Parmi les animaux qui jouent un rôle médiatique à travers nos étranges lucarnes, une petite renarde ne tiendrait-elle pas une place enviable ? Si on en juge par la fréquence de ses apparitions, incontestablement, cette renarde rusée nous visite à intervalles réguliers. Depuis que l'Opéra Bastille l'a acclimatée durant l'automne 2008, elle a été adoptée par la télévision. Peu de temps après, le 21 avril 2009, France 2 la débusquait au détour de ses pérégrinations dans la forêt et lui offrait une tranche horaire. Plutôt bien choisie pour l'héroïne qui pouvait partir en chasse en toute sécurité, mais moins bien pour nous, mélomanes, peu habitués à nous installer devant notre poste de télévision à un peu plus de minuit. France 2 s'était fait damé le pion par Arte qui avait diffusé partiellement une production berlinoise de La Petite Renarde rusée le 2 février de la même année. Notre renarde, point effarouchée revint dans un DVD retraçant le triomphe parisien de l'automne précédent. Et le 8 février 2010, ultime consécration, elle se vit décerner une Victoire de la musique sur France 3.

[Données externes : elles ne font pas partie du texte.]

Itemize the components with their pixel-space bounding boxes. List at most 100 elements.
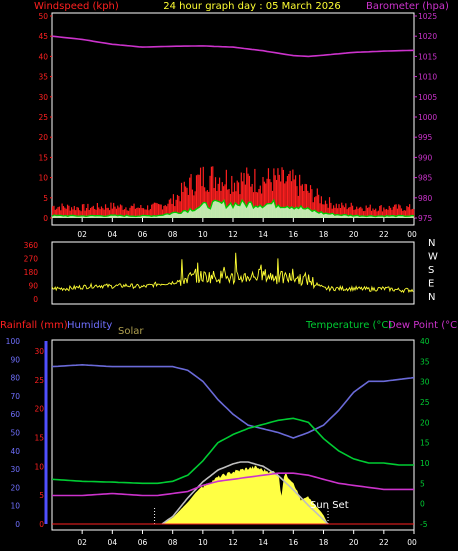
- temp-y-tick: 20: [420, 418, 430, 427]
- gust-bar: [176, 194, 179, 218]
- gust-bar: [69, 210, 71, 218]
- gust-bar: [320, 196, 322, 218]
- gust-bar: [244, 184, 246, 218]
- humidity-y-tick: 30: [10, 465, 20, 474]
- temp-y-tick: 30: [420, 378, 430, 387]
- gust-bar: [228, 188, 230, 218]
- wind-y-tick: 5: [43, 194, 48, 203]
- gust-bar: [365, 205, 367, 218]
- gust-bar: [73, 205, 75, 218]
- gust-bar: [258, 188, 260, 218]
- gust-bar: [179, 201, 181, 218]
- gust-bar: [145, 209, 147, 218]
- gust-bar: [290, 181, 293, 218]
- gust-bar: [110, 202, 112, 218]
- wind-x-tick: 04: [108, 230, 118, 239]
- gust-bar: [118, 207, 120, 218]
- gust-bar: [394, 204, 396, 218]
- gust-bar: [92, 205, 94, 218]
- gust-bar: [364, 210, 366, 218]
- gust-bar: [161, 209, 164, 218]
- gust-bar: [201, 186, 203, 218]
- gust-bar: [335, 203, 337, 218]
- wind-direction-line: [51, 252, 414, 294]
- gust-bar: [380, 205, 382, 218]
- humidity-line: [51, 363, 415, 439]
- gust-bar: [107, 207, 109, 218]
- gust-bar: [144, 209, 146, 218]
- gust-bar: [126, 210, 128, 218]
- gust-bar: [299, 174, 301, 218]
- gust-bar: [294, 175, 297, 218]
- gust-bar: [381, 211, 384, 218]
- gust-bar: [346, 209, 348, 218]
- gust-bar: [159, 204, 161, 218]
- gust-bar: [225, 169, 227, 218]
- gust-bar: [323, 204, 325, 218]
- wind-x-tick: 12: [228, 230, 238, 239]
- gust-bar: [305, 184, 308, 218]
- temperature-line: [51, 417, 414, 485]
- gust-bar: [376, 211, 378, 218]
- gust-bar: [136, 207, 138, 218]
- gust-bar: [62, 206, 65, 218]
- wind-x-tick: 14: [258, 230, 268, 239]
- gust-bar: [178, 196, 180, 218]
- gust-bar: [180, 182, 183, 218]
- compass-label: N: [428, 292, 435, 303]
- gust-bar: [403, 209, 405, 218]
- gust-bar: [114, 206, 116, 218]
- compass-label: W: [428, 252, 438, 263]
- wind-x-tick: 20: [349, 230, 359, 239]
- gust-bar: [254, 168, 256, 218]
- temp-x-tick: 04: [108, 538, 118, 547]
- gust-bar: [293, 179, 295, 218]
- gust-bar: [183, 181, 185, 218]
- gust-bar: [356, 206, 358, 218]
- gust-bar: [266, 178, 268, 218]
- gust-bar: [274, 175, 276, 218]
- gust-bar: [81, 204, 84, 218]
- gust-bar: [396, 208, 399, 218]
- gust-bar: [278, 174, 280, 218]
- temp-y-tick: -5: [420, 520, 428, 529]
- gust-bar: [117, 205, 119, 218]
- gust-bar: [399, 205, 401, 218]
- gust-bar: [390, 207, 392, 218]
- gust-bar: [267, 168, 270, 218]
- gust-bar: [138, 208, 141, 218]
- gust-bar: [265, 183, 267, 218]
- baro-y-tick: 1020: [418, 32, 437, 41]
- gust-bar: [121, 205, 123, 218]
- gust-bar: [163, 205, 165, 218]
- gust-bar: [160, 204, 162, 218]
- gust-bar: [395, 204, 397, 218]
- temp-x-tick: 14: [258, 538, 268, 547]
- gust-bar: [142, 208, 145, 218]
- gust-bar: [76, 206, 78, 218]
- gust-bar: [152, 203, 154, 218]
- gust-bar: [187, 194, 189, 218]
- gust-bar: [129, 207, 131, 218]
- gust-bar: [175, 199, 177, 218]
- gust-bar: [402, 210, 404, 218]
- gust-bar: [357, 208, 359, 218]
- gust-bar: [280, 181, 282, 218]
- rain-y-tick: 10: [34, 462, 44, 471]
- gust-bar: [172, 194, 175, 218]
- gust-bar: [304, 183, 306, 218]
- gust-bar: [148, 210, 150, 218]
- wind-x-tick: 06: [138, 230, 148, 239]
- gust-bar: [57, 207, 59, 218]
- wind-y-tick: 20: [38, 133, 48, 142]
- gust-bar: [240, 172, 242, 218]
- gust-bar: [168, 199, 170, 218]
- humidity-y-tick: 20: [10, 483, 20, 492]
- rain-y-tick: 20: [34, 405, 44, 414]
- gust-bar: [361, 208, 363, 218]
- wind-y-tick: 10: [38, 174, 48, 183]
- gust-bar: [209, 175, 211, 218]
- wind-y-tick: 0: [43, 214, 48, 223]
- temp-y-tick: 25: [420, 398, 430, 407]
- gust-bar: [102, 208, 104, 218]
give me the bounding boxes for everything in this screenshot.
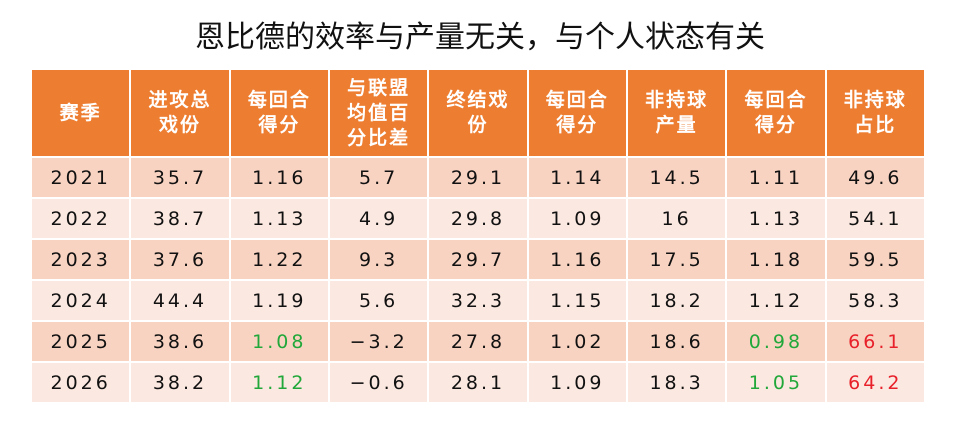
cell: 32.3 <box>427 279 529 322</box>
cell: 66.1 <box>824 320 927 363</box>
cell: 1.15 <box>526 279 628 322</box>
cell: 4.9 <box>327 197 430 240</box>
cell: 9.3 <box>327 238 430 281</box>
cell: 1.09 <box>526 197 628 240</box>
cell: 59.5 <box>824 238 927 281</box>
cell: 1.12 <box>725 279 827 322</box>
cell: 49.6 <box>824 156 927 199</box>
cell: 1.14 <box>526 156 628 199</box>
cell: 2026 <box>29 361 132 404</box>
header-row: 赛季 进攻总 戏份 每回合 得分 与联盟 均值百 分比差 终结戏 份每回合 得分 非持球 … <box>29 68 927 158</box>
cell: 2025 <box>29 320 132 363</box>
table-row: 2022 38.7 1.13 4.9 29.8 1.09 16 1.13 54.1 <box>29 197 927 240</box>
header-cell: 每回合 得分 <box>725 68 827 158</box>
cell: 1.16 <box>228 156 330 199</box>
table-row: 2025 38.6 1.08 −3.2 27.8 1.02 18.6 0.98 66.1 <box>29 320 927 363</box>
cell: 18.6 <box>625 320 728 363</box>
cell: 38.7 <box>129 197 231 240</box>
cell: 1.19 <box>228 279 330 322</box>
cell: 2024 <box>29 279 132 322</box>
cell: 1.12 <box>228 361 330 404</box>
cell: 1.09 <box>526 361 628 404</box>
data-table: 赛季 进攻总 戏份 每回合 得分 与联盟 均值百 分比差 终结戏 份每回合 得分 非持球 … <box>29 68 927 404</box>
table-body: 2021 35.7 1.16 5.7 29.1 1.14 14.5 1.11 49.6 2022 3… <box>29 156 927 404</box>
cell: 2023 <box>29 238 132 281</box>
cell: 16 <box>625 197 728 240</box>
cell: 1.22 <box>228 238 330 281</box>
cell: 1.13 <box>228 197 330 240</box>
cell: 1.13 <box>725 197 827 240</box>
table-row: 2024 44.4 1.19 5.6 32.3 1.15 18.2 1.12 58.3 <box>29 279 927 322</box>
table-row: 2026 38.2 1.12 −0.6 28.1 1.09 18.3 1.05 64.2 <box>29 361 927 404</box>
cell: 44.4 <box>129 279 231 322</box>
header-cell: 非持球 产量 <box>625 68 728 158</box>
cell: 0.98 <box>725 320 827 363</box>
header-cell: 每回合 得分 <box>228 68 330 158</box>
cell: 1.02 <box>526 320 628 363</box>
cell: 54.1 <box>824 197 927 240</box>
header-cell: 赛季 <box>29 68 132 158</box>
cell: −0.6 <box>327 361 430 404</box>
header-cell: 与联盟 均值百 分比差 <box>327 68 430 158</box>
cell: 29.7 <box>427 238 529 281</box>
table-row: 2023 37.6 1.22 9.3 29.7 1.16 17.5 1.18 59.5 <box>29 238 927 281</box>
cell: 1.18 <box>725 238 827 281</box>
cell: 29.1 <box>427 156 529 199</box>
cell: 38.6 <box>129 320 231 363</box>
cell: 1.08 <box>228 320 330 363</box>
table-row: 2021 35.7 1.16 5.7 29.1 1.14 14.5 1.11 49.6 <box>29 156 927 199</box>
cell: 5.6 <box>327 279 430 322</box>
cell: 37.6 <box>129 238 231 281</box>
cell: 58.3 <box>824 279 927 322</box>
cell: 29.8 <box>427 197 529 240</box>
header-cell: 非持球 占比 <box>824 68 927 158</box>
header-cell: 进攻总 戏份 <box>129 68 231 158</box>
cell: 1.11 <box>725 156 827 199</box>
cell: 18.2 <box>625 279 728 322</box>
cell: −3.2 <box>327 320 430 363</box>
cell: 35.7 <box>129 156 231 199</box>
title: 恩比德的效率与产量无关，与个人状态有关 <box>195 20 765 55</box>
cell: 64.2 <box>824 361 927 404</box>
cell: 27.8 <box>427 320 529 363</box>
cell: 18.3 <box>625 361 728 404</box>
cell: 17.5 <box>625 238 728 281</box>
cell: 28.1 <box>427 361 529 404</box>
cell: 2021 <box>29 156 132 199</box>
header-cell: 终结戏 份 <box>427 68 529 158</box>
cell: 38.2 <box>129 361 231 404</box>
cell: 1.05 <box>725 361 827 404</box>
cell: 5.7 <box>327 156 430 199</box>
cell: 2022 <box>29 197 132 240</box>
cell: 14.5 <box>625 156 728 199</box>
cell: 1.16 <box>526 238 628 281</box>
header-cell: 每回合 得分 <box>526 68 628 158</box>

Lundi 16 janvier, quelle ne fut pas ma surprise de voir cette espiègle renarde pointer son museau sur France 2. Hélas, elle ne s'annonçait qu'après les douze coups de minuit. On imagine que la chaîne publique égalant dans l'hypocrisie bien des chaînes privées respectait ainsi les préconisations du CSA à diffuser des émissions à caractère culturel. En la programmant en pleine nuit, d'où un succès d'audience garanti (!), France 2 remplissait à merveille son contrat, mais ne choyait en aucun cas un public curieux de musique… Comme il s'agissait de la captation d'une représentation de l'Opéra Bastille en novembre 2008, reprise en DVD, je ne songeais pas à veiller. Ce DVD avait tourné plusieurs fois depuis dans son lecteur sans que je n'épuise les plaisirs visuels et la richesse musicale que portait cette production dans laquelle André Engel avait si bien traduit les intentions du compositeur.

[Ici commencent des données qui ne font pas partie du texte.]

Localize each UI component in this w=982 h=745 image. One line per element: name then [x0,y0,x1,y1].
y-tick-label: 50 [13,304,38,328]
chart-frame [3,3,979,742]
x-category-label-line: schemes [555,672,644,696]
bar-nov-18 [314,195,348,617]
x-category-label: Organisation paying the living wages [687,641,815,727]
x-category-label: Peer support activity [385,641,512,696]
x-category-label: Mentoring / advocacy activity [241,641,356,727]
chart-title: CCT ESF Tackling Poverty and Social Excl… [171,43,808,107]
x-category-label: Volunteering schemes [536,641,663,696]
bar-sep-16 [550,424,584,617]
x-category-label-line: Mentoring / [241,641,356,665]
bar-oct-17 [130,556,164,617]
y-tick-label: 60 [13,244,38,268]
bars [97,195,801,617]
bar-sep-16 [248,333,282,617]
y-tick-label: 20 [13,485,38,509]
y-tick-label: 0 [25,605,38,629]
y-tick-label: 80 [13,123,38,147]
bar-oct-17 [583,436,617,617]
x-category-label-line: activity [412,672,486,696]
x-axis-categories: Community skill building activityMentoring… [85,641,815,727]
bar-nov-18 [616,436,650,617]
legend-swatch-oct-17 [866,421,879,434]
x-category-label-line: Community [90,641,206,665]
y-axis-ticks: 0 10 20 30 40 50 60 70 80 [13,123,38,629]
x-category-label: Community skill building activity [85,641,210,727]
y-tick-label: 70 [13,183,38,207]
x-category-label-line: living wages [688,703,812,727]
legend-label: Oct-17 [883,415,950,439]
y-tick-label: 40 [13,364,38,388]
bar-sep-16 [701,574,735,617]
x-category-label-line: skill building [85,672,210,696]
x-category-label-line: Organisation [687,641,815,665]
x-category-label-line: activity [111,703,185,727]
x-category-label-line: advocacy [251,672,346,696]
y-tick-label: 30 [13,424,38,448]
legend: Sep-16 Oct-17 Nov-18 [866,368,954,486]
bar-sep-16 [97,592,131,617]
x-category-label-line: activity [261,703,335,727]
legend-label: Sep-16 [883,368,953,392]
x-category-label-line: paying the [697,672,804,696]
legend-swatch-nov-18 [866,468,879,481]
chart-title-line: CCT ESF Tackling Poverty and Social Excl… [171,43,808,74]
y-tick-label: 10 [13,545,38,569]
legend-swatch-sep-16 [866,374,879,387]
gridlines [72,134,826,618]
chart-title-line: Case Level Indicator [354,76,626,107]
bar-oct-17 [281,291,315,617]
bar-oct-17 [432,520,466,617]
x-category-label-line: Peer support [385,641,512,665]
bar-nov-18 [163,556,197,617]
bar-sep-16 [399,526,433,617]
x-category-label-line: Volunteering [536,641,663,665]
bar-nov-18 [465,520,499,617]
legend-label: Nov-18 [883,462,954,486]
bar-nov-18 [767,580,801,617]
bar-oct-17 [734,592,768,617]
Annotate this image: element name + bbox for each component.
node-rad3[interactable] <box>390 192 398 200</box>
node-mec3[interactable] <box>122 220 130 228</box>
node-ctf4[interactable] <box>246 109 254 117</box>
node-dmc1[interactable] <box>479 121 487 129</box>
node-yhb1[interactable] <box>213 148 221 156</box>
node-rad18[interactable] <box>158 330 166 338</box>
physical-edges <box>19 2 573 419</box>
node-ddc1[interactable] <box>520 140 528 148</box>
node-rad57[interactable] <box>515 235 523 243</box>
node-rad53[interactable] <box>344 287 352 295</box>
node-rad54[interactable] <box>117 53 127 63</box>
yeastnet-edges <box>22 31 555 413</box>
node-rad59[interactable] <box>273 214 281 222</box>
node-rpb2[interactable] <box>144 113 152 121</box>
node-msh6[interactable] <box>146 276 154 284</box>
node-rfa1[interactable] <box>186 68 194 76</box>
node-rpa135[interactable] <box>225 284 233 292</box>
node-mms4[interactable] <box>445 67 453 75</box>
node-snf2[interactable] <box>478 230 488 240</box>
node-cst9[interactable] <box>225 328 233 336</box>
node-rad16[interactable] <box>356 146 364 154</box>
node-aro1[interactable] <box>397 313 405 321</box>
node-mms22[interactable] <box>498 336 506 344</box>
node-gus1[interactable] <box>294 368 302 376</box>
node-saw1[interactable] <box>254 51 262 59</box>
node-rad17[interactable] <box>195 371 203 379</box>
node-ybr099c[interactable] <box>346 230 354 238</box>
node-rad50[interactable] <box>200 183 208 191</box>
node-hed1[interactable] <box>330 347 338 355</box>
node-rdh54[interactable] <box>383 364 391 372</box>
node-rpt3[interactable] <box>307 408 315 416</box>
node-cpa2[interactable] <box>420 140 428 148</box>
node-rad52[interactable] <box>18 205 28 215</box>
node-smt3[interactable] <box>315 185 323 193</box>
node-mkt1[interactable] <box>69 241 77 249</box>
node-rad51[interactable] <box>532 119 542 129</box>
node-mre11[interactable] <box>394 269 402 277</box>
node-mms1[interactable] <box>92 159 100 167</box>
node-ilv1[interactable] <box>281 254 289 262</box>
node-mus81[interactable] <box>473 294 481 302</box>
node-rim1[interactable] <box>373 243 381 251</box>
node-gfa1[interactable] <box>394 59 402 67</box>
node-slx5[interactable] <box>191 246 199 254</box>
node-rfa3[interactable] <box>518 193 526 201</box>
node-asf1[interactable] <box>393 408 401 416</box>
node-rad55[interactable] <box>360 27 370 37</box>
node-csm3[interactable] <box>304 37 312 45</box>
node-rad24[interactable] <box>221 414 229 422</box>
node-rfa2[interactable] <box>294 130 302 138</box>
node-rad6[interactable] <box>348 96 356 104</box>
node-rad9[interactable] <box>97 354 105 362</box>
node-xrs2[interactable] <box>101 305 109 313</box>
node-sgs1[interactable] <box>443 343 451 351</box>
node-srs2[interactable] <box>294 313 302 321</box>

Si d'aventure, des lecteurs de ce site avaient découvert cet opéra sur une scène de théâtre ou par l'intermédiaire d'un DVD, nul doute qu'ils ont été surpris par la vitalité, l'humour et l'humanité qui se dégage de cette réalisation. Pas plus qu'ils ne pouvaient passer à côté de la poésie, de l'humour, de l'enchantement de la musique de Leoš Janáček. Même diffusé à une heure plus que tardive, ce nouveau passage à la télévision témoigne de la place prise par le compositeur morave dans le monde de l'opéra (et, qui sait, a pu toucher de nouveaux auditeurs ?) Place de plus en plus remarquée depuis la parution récente du livre de Marianne Frippiat qui le remet dans une position prépondérante bien qu'originale parmi les compositeurs d'opéra du XXe siècle. Les temps changent pour Janáček. Non seulement, cette Petite Renarde rusée attire les responsables de maisons d'opéras (sans compter ses autres pièces lyriques), mais des musiciens l'adaptent à de nouveaux publics et territoires. Ainsi Charlotte Nessi et son Ensemble Justiniana présenteront le 26 janvier à Vesoul, puis le 31 du même mois à Belfort la version musicale d'Alexander Kampe pour douze musiciens et vingt-cinq chanteurs avant de l'emmener sur les rives de la Garonne à Bordeaux mi février et de rejoindre l'Opéra national de Paris pendant une semaine en mars de cette année. Les jeunes spectateurs et les autres ont déjà pu la voir à l'Opéra national de Paris et à Besançon en mars 2009, ainsi qu'à Lille en juin 2009.
Si vous habitez en Franche-Comté, à Bordeaux ou dans la capitale, saisissez la chance que nous offre Charlotte Nessi dans cette adaptation de l'opéra de Janáček. A défaut de l'original, cette vision mérite un accueil favorable. Telle une porte d'entrée dans l'univers opératique de ce singulier compositeur.